- Developer: tha LTD.
- Publisher: Enhance Games
- Director: Yugo Nakamura
- Producers: Tetsuya Mizuguchi; Mark MacDonald;
- Designer: Eiichiro Ishige
- Programmer: Kentaro Yama
- Artist: Yugo Nakamura
- Writers: Yugo Nakamura; Tetsuya Mizuguchi; Alexander O. Smith; Mark MacDonald;
- Composer: Jemapur
- Engine: Unity
- Platforms: PlayStation 4; PlayStation 5; Windows; Xbox One; Xbox Series X/S;
- Release: PS4, PS5, Windows; May 16, 2023; Xbox One, Series X/S; May 30, 2024;
- Genres: Puzzle-platformer, real-time strategy
- Mode: Single-player

= Humanity (video game) =

Humanity is a 2023 puzzle-platforming game developed by tha LTD and published by Enhance Games. The player controls a Shiba Inu with the goal of guiding crowds to a goal to solve puzzles. The game was released for PlayStation 4 and PlayStation 5, and Microsoft Windows in May 2023, with optional virtual reality support on each platform. It was released for Xbox One and Xbox Series X/S in May 2024.

== Gameplay ==

Each command is visually illustrated by a circle with an arrow on it.

Humanity is a puzzle-platforming game with real-time strategy elements. Each stage is a unique puzzle where the player guides humans as an ethereal Shiba Inu to a goal. The player runs around the stage, with the crowd of humans mirroring their actions. The player can place actions at any point, which commands the humans to do a specific thing, such as turn, or shoot. There are optional objectives in each level, where players can to collect giant gold beings. Later in the game, the player unlocks new directives like jump, dive or swim.
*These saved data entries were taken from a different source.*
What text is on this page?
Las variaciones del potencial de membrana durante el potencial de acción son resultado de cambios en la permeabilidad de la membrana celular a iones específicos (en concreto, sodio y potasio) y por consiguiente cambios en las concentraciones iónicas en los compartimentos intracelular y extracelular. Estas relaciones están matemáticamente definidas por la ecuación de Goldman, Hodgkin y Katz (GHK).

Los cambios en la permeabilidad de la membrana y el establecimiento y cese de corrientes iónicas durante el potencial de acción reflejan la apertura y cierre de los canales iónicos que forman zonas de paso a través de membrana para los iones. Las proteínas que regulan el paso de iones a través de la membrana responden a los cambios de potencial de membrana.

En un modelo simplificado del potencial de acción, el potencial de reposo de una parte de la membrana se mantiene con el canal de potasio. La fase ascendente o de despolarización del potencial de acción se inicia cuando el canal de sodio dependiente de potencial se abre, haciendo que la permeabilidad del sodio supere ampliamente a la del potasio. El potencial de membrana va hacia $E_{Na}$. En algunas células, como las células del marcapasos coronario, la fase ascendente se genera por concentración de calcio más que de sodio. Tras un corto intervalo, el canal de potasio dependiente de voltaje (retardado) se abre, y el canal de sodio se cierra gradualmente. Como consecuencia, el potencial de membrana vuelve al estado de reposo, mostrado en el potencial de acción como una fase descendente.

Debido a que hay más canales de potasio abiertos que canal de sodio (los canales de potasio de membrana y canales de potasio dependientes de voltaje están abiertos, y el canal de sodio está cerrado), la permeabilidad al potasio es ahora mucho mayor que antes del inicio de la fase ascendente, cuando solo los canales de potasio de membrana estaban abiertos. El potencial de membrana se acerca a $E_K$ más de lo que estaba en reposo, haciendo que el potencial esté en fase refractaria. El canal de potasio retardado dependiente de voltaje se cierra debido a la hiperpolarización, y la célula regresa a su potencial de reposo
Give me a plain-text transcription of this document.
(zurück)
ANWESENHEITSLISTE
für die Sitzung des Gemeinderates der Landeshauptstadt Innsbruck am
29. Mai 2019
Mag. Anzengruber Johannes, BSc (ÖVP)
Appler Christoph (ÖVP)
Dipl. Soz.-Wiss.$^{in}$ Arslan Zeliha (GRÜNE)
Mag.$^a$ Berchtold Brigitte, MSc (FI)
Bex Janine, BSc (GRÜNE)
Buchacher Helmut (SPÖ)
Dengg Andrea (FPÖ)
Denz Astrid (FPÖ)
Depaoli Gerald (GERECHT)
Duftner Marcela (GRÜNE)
The game additionally includes a level editor where the player can construct stages to share with others online.

== Development ==
Humanity was developed by tha, a creative firm based in Japan that has worked on experimental art installations to a redesign of Tokyo's public toilets. The title started as a creative challenge to see, "How many digital people can we put on a screen at once?". Once the demo was created, tha presented it at the Unity Festival to a panel of judges, one of which was Tetsuya Mizuguchi. Following the presentation, Mizuguchi's studio/publishing outlet, Enhance started collaborating with tha. Mizugiuchi later stated, "I felt like if I give this person the tools and resources to make a game, he already has the core sensibilities to do that. I saw in his mannerism and eyes that he was not going to give up on this opportunity."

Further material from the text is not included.